The evolution of the smart home

Rob Sutherland, managing director of Inspired Dwellings, specialists in the design and installation of home technology, shows how smart homes are evolving

The smart home has been around as a concept since the 1970s. Early smart homes were primarily limited to home entertainment for the affluent or enthusiasts. In particular smartphones have made the smart home both more accessible and more relevant to how we live today.

It is a vital area for self builders wanting to add value and usability to their projects. Home cinema, streaming music and multi-room entertainment work with smart lighting, while remotely controlled and connected security systems provide real peace of mind as they protect the home.

Basic cable infrastructure
The most crucial part of any smart home is the wiring – also known as the cable infrastructure. Having the right infrastructure in your property means that, as the market and technology expands, new products can be easily integrated at the time of build, or even retrospectively fitted.

The cable infrastructure allows everything from elevisions to laptops and tablets and lighting control systems to communicate with one another.

The best investment to make is on high quality cabling. By deciding to wire with high quality category six cables at the very start of the build, you allow for high data transfer speeds. By putting a data point in every room you create a blank canvas as to how the rooms can be used.

If developments are being done with investment in mind this approach is essential. A comprehensive infrastructure reassures any prospective buyer that their new home will cope with all the latest technology – without the expense or hassle of refitting and rewiring.

Stable internet
Today, internet access in every room is a given. The internet is no longer just about communication or entertainment. Smart homes are part of what is now known as an ecosystem (often called ‘the internet of things’). This is all about connectivity and devices being able to communicate and synchronise with one another in a way that is useful.

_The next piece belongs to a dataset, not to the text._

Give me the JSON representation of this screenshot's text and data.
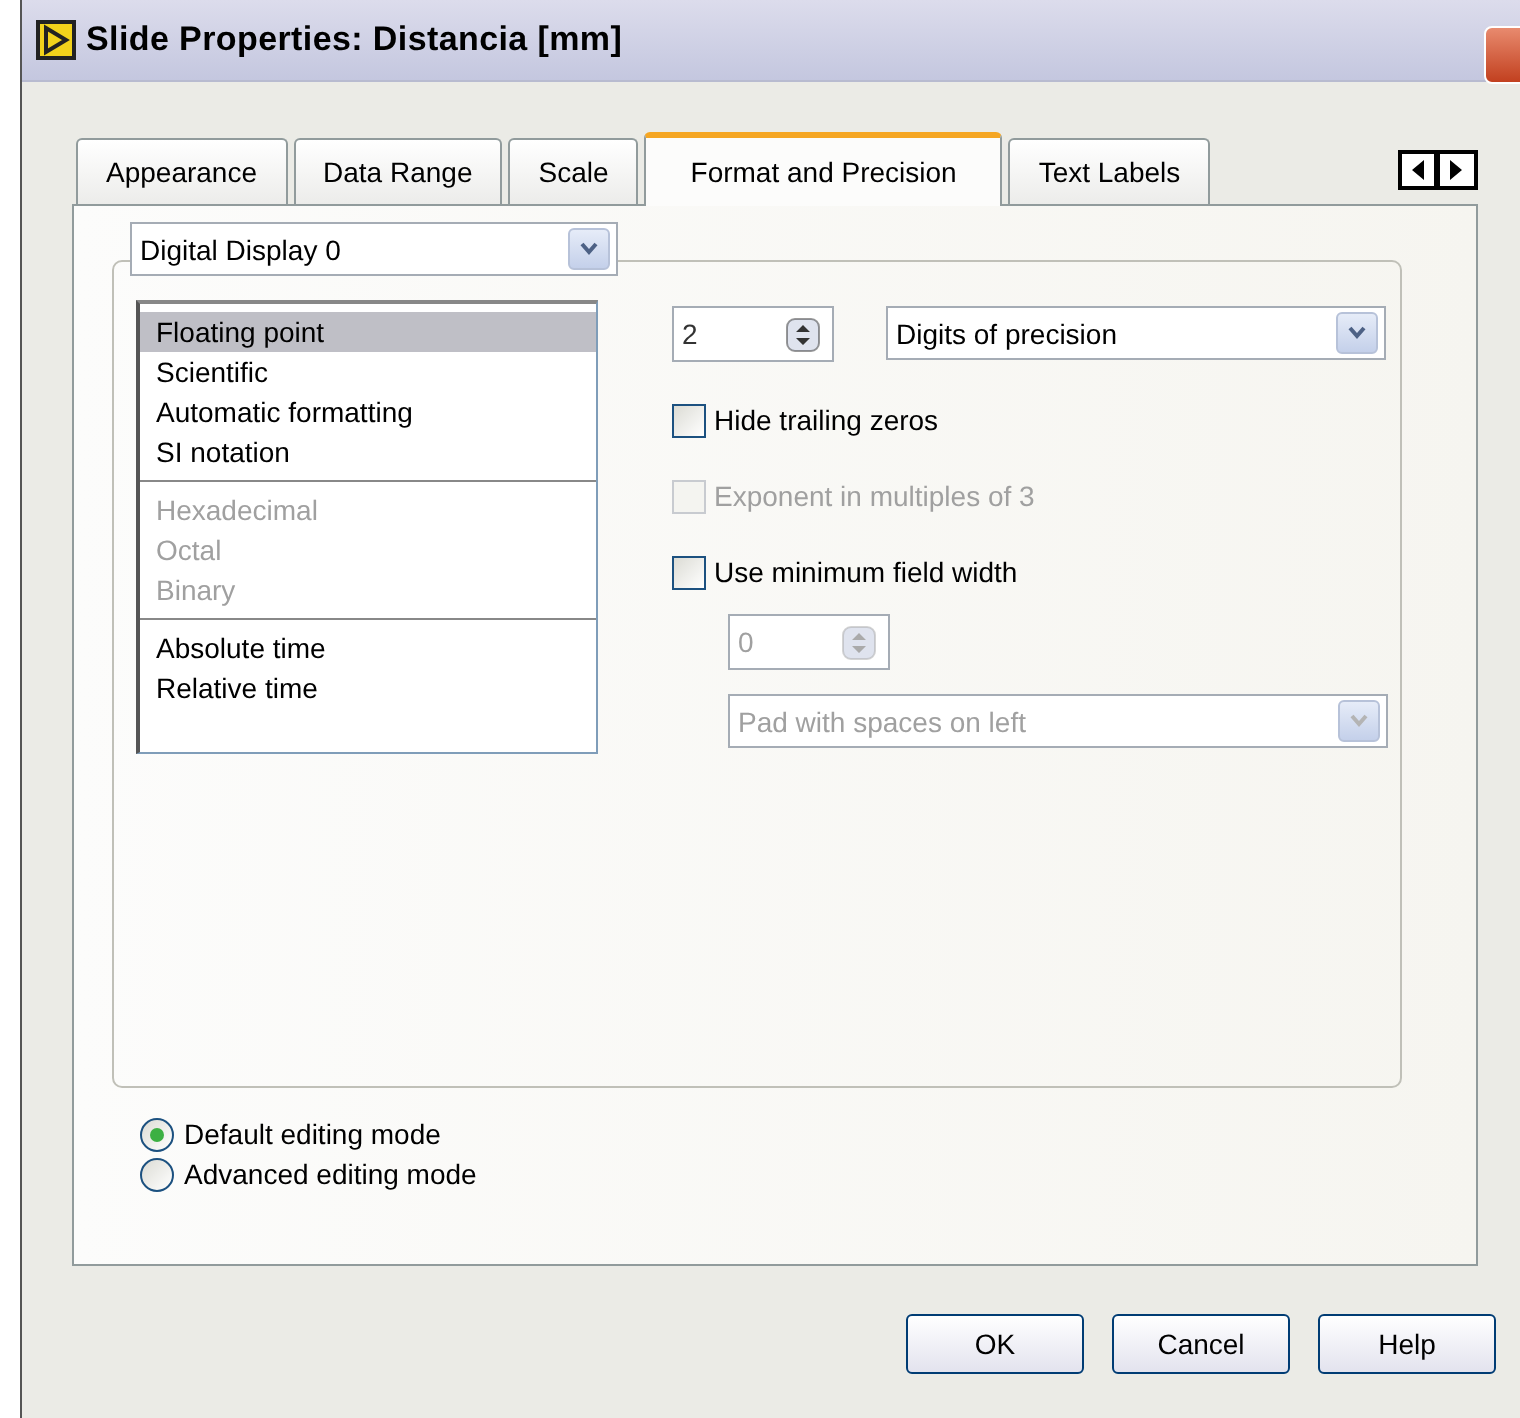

Take television and the way we access our entertainment. Your infrastructure needs to support multi-channel usage – social media interaction, online streaming, on-demand services – as well as cope with multiple devices to watch it all on. These will be laptops, tablets and smart phones as well as a main television. Solutions like Apple TV mean multi-room audio and entertainment can be achieved very cost effectively, but only if the streaming and download capability is there.

Ensuring connectivity is integrated into the build right from the start means homes don’t just rely on wireless solutions, which could cause costly problems down the line.

Managing energy consumption
Rising water and energy costs have put this high on the agenda. Statistics show that at least one in four UK homes waste money by leaving on devices and unnecessarily running heating. In the summer, it’s worth remembering that the energy discussion turns and is often around cooling.

With the right system in place homeowners can always opt to adjust heating, hot water, control lighting and blinds or even turn devices on and off from a smart phone while they are out. Two popular systems in smart homes are single room controls and special heating.

In the home, heating can be controlled through single room controls where the temperature and lighting is adjusted through wall mounted, touch screen controls, room by room. This means energy is only used when the room is needed.

Another option is to consider spacial heating. This is run through a sensor system that learns your lifestyle habits. Sensors in rooms turn on and off lights, televisions and screens can be dimmed to save energy and even forgotten windows close themselves.

Design led
The first question we are usually asked is ‘so where does all this wiring and kit go?’ The technology will be there to power all aspects of the home but it needs to be integrated and blended in with classic – and innovative – design principles.

Ensuring the home has a safe, properly ventilated place for all the cabling to go back to is the primary consideration. Basements are a popular choice, but they must have adequate air and temperature control. In smaller spaces, a discrete custom-built area allows racks to be hidden away.

A good home technology specialist will show you how they can build, test and install a single control rack that will power all devices in the home. In our case, the entire system is built and tested off-site, meaning everything can be quickly installed at the end of the build.

With the right approach and knowledge of home technology, you should be able to work towards a smart home which has the right technology to work in the real world, and not fall into the trap of technology for technology’s sake.